I'm OK. I'm not great. I'm not thrilled. But I'm also not blue. I have moments when I'm very happy or very lonely, but for the most part, I'm OK.
I watch baseball, specifically my first place Chicago Cubs. I read and watch TV. I work on my Postcards to Swing States and Letters Against Isolation. I've volunteered twice already for the local library book fair and will be back there again tonight. I have my job at the card shop. I cuddle my cats. I exchange emails with my niece about her new baby, Violet, and that always lifts my spirits. I haven't been to yoga because it's been too damn hot – I can't bear going from the hot studio into 95ยบ heat outside – but I know I'll be back.
What I don't have are my perennials. I don't have my besties, John and Henry. Since they died last year, a day hasn't gone by that I haven't wanted to reach for the phone and call one of them. My oldest friend is not really my friend anymore. She's struggling so with her own physical and medical issues that she simply can't be an equal partner in this relationship. She won't talk or write, but she does regularly IM with pictures of Paul McCartney. Oh! What I wouldn't give for a long phone call from her or Henry! Just catching up and laughing. Or to sit in a bar with John, watching the world go by and laughing.
I miss laughing.
Things won't change unless I change them. So I have promised myself I will socialize once a week. Chatting with coworkers at the store or fellow volunteers doesn't count. Every week I must make an effort to dine with someone, to strengthen our bond. Two weeks ago, I had dinner with Joan, a classmate from the Class of 75 who was passing through Chicagoland. Last week I had lunch with Elaine. Sunday I talked baseball and old movies with Bob and Patricia, a local couple I met at the TCM Film Festival.* This weekend I'll have lunch with my nephew.
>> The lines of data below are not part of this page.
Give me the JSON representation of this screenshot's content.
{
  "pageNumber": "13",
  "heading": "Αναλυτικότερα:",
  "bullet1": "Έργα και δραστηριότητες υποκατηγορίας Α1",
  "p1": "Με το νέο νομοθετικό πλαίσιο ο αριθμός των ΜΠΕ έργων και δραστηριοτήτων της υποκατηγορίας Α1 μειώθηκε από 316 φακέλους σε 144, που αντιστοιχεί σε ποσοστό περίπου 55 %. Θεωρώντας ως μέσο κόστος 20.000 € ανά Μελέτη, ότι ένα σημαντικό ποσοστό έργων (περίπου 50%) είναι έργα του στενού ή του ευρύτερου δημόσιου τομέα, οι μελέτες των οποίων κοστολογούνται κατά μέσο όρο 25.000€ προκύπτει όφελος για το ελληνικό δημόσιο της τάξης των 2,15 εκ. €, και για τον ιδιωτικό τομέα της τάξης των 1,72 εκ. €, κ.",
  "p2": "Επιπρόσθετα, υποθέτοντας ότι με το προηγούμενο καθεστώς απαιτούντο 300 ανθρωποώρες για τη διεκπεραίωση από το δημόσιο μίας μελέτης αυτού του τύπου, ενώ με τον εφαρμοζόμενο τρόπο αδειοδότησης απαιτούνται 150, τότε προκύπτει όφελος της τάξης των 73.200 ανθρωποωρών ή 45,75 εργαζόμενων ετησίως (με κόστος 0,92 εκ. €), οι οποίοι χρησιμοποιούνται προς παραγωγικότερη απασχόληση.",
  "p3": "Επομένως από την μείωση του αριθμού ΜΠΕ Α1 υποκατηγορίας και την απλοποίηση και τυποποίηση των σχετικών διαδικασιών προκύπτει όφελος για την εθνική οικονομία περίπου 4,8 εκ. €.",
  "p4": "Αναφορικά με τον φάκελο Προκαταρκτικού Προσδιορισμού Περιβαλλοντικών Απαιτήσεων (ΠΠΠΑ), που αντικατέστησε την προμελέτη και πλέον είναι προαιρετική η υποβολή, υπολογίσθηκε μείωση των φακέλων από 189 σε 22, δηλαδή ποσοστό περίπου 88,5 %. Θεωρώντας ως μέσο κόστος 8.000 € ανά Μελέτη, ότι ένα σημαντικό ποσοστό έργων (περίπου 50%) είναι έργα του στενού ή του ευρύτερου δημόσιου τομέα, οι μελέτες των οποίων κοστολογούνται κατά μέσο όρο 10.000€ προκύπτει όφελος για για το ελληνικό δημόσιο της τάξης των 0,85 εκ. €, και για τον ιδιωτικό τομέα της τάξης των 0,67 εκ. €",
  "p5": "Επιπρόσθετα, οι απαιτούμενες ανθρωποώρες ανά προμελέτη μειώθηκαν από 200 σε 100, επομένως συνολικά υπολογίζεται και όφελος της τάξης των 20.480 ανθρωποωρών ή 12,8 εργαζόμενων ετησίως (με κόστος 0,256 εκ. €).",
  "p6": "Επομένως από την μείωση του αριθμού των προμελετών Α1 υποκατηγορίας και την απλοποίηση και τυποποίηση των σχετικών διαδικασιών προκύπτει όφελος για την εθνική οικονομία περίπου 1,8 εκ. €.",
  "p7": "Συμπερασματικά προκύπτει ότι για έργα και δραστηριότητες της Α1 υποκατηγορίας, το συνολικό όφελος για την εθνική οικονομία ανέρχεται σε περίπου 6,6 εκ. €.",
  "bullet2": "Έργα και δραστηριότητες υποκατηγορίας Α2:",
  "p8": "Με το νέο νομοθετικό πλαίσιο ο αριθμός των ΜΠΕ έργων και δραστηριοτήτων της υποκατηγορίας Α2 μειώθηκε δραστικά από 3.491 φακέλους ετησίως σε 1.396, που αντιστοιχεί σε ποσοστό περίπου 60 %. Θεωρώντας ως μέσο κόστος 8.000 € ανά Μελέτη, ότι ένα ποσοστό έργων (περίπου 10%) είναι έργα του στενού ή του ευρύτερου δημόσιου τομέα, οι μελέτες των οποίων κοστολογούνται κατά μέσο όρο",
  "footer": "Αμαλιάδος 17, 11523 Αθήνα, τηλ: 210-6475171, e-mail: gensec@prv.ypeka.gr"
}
It's the same every time: At first, I don't want to go. There's always something I'd rather do at home alone. But then I'm always glad I went.
I approach it with the same attitude I have toward doing my morning stretches or drinking more water. Socializing will improve my quality of life.
I miss my old life. I miss friends who are gone and not coming back. I miss laughing.
But my life is not without its joys and I must appreciate them. I must – as the old song says – accentuate the positive and latch on to the affirmative.
With the help of God and the direction of my (very good) therapist, I believe I'll be happy again. Even if happy at 67 doesn't look or feel like happy at 37 did.
*Yes, I traveled 2000 miles to find myself on Hollywood Blvd., waiting for the light to change, standing beside a couple who lives in my zip code.